Она и сама подивилась сказанному, такой у нее был растерянный вид. Сидела, глядела на маму и хлопала большими – не в отца и не в мать – глазами.

– Во счас яко запущу! – воскликнула баба, замахиваясь уже пустой своей миской. – Молкни, оструп[269]!

Гостена оглянулась на Сычонка, словно ища у него защиты и поддержки. Что он мог ответить? И взял да и перекрестился.

Все есть перестали, баба тоже замерла. Глядели на мальчика с прилипшими ко лбу после умывания русыми прядями. И он на них пялил свои васильковые глаза и уже алел, клонил голову.

Крушка готова была что-то выкрикнуть, бледноватое ее личико исказилось, брови под корни волос уползли, глаза козьи стали как у собаки, да вдруг со двора окликнули:

– Нездилиха! А Нездилиха! Подь сюды!..

Баба обернулась на окошечки, да в них толком ничего и не разглядишь. Она пошла и отворила дверь.

– Чиво, Томилиха?

– А тово! Кочет твой со курями заново у меня роется во огороде! Разом порежу на суп! Скоко ж мочно?!

– А ты калитку-то затворяй сама! – крикнула с порога Нездилиха.

– Затворяй не затворяй, а кочет неключимый скрозь любую щель лезет! – проорала Томилиха.

Нездилиха вышла, прикрыв за собой дверь. Младенец в зыбке пуще заплакал.

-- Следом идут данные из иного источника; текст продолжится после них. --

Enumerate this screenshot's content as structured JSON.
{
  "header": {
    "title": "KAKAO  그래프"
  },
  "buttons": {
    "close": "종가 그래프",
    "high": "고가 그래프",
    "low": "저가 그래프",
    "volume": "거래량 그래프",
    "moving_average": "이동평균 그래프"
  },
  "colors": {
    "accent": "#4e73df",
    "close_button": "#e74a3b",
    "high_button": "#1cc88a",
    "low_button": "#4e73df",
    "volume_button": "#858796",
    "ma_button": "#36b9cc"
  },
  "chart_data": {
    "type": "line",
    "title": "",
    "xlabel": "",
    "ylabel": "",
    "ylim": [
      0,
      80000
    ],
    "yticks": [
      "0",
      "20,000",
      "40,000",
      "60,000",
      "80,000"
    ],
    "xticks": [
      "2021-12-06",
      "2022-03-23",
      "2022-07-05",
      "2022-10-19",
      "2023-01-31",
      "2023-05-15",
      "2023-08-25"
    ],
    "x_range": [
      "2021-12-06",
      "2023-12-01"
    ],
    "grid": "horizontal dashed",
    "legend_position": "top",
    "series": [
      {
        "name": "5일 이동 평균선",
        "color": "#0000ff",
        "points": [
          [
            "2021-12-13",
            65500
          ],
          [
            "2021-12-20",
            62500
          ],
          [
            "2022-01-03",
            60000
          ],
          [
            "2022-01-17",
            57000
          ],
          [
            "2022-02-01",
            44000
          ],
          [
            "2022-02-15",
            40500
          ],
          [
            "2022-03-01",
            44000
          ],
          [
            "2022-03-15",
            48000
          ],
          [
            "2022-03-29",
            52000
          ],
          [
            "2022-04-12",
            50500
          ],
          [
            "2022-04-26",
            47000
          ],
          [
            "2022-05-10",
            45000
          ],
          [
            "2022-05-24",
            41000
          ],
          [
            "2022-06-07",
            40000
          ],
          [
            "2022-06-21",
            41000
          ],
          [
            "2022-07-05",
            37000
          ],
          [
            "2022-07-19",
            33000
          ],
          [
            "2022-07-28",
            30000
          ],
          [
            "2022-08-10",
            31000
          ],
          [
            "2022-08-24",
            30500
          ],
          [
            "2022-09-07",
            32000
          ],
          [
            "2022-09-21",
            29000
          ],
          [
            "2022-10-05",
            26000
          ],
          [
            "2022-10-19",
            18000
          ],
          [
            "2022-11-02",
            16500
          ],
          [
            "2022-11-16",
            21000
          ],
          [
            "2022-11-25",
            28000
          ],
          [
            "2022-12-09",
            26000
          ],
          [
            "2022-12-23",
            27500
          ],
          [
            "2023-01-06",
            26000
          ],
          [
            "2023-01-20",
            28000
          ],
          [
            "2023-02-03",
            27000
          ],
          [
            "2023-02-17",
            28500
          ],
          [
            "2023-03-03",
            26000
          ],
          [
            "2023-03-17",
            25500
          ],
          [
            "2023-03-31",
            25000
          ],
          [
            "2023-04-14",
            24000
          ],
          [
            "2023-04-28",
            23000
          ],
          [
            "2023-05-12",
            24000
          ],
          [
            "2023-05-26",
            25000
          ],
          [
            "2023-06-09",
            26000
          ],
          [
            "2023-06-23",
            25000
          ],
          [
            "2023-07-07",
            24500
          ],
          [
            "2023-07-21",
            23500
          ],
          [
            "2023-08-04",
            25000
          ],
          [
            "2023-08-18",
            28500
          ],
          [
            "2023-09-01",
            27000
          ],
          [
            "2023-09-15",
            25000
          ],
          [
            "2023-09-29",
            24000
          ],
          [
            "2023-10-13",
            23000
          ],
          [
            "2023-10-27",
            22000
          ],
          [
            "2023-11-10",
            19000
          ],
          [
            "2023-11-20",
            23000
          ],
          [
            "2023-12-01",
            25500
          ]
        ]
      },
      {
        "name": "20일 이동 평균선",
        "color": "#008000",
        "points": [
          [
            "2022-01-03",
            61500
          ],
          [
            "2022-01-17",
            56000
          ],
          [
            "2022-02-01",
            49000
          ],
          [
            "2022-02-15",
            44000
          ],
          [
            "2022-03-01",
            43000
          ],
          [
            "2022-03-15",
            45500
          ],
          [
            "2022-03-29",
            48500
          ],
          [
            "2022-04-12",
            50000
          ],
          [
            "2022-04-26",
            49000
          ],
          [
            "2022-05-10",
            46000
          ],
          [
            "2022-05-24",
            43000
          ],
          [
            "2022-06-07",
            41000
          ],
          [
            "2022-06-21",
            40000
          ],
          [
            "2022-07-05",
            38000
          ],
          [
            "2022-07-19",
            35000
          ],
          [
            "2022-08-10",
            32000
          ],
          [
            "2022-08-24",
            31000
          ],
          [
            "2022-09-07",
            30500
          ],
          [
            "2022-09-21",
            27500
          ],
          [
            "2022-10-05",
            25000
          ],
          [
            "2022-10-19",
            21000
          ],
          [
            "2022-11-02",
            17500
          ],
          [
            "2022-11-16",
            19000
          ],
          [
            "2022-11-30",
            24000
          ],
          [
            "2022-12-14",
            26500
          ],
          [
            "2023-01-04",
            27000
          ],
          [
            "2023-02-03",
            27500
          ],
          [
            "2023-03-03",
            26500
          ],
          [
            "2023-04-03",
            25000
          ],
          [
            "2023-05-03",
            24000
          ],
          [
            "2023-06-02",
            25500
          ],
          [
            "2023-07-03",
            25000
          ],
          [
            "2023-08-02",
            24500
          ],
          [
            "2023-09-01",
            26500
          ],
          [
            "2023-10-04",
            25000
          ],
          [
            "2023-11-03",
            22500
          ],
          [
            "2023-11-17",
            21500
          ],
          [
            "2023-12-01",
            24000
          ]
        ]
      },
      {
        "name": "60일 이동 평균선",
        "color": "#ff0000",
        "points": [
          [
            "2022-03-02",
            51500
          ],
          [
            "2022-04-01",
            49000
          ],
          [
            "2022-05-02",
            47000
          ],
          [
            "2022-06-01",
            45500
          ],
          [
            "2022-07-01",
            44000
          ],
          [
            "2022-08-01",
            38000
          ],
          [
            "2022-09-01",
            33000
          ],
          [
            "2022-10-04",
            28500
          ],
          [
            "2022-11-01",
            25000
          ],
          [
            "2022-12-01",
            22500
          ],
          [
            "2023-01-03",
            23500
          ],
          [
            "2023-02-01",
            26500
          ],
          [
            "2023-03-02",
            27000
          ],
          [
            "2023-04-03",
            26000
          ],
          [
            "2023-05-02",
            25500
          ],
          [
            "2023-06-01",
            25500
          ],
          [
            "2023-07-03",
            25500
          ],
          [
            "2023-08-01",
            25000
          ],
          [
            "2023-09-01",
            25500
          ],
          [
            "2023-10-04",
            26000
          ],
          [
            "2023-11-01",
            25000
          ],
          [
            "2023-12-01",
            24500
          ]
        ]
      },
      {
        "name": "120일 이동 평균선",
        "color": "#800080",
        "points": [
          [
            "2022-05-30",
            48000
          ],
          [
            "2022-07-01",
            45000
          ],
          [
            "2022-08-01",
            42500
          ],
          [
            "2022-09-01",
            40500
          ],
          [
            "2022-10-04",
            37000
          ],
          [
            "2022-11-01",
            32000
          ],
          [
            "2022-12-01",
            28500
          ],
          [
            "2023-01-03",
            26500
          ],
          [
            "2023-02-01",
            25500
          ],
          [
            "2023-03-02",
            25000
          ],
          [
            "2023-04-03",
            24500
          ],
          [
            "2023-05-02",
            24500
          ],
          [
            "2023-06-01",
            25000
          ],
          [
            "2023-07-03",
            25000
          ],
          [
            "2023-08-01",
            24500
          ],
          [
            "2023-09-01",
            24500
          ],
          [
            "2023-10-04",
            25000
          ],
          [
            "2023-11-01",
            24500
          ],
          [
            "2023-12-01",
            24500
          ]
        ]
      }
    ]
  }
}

– Ай-бай-бай… – завела Малушка, оглядываясь на Крушку. – Ну, ты накормыхалася[270]?! Попей Сбыславке! – И с этими словами она бросила зыбку и принялась за щавель.

Крушка фыркнула. Сбыславка еще пуще заплакала.

– Ну, Крушка! – крикнула с набитым ртом Малашка.

И тогда белобрысая Крушка с козьими глазами подошла к зыбке и стала ее вельми раскачивать.

– Да попей же! – крикнула Малашка.

И белобрысая Крушка запела сладким голоском:

Бай-бай, да ишшо бох дай,Дай поскорей, чтобы жить веселей,Бай да люлю, хошь сёдни помри.Завтрева похороны,

Хошь какое позорище[271]



– Крушка, не леть! – возмущенно воскликнула Гостена.

А та, играя козьими глазами, продолжала:

На Удолью ИзлукуТя и снесут.Мамке опроска,И табе упокой,Ножечкам тёпло,И головке до-о-бро-о-о!..

Гостена бросилась к ней, уронив свою кружку с квасом. Крушка кинулась прочь. Они стали бегать вкруг стола под истошные уже вопли ребенка. И тут дверь распахнулась и на пороге встала Нездилиха:

– Ах вы покляпые[272] девки! Свару содеяли! Пустошницы! Сбыславка надрыватца! Гостенка, бяги в замену Найде сразу же! Кому баю?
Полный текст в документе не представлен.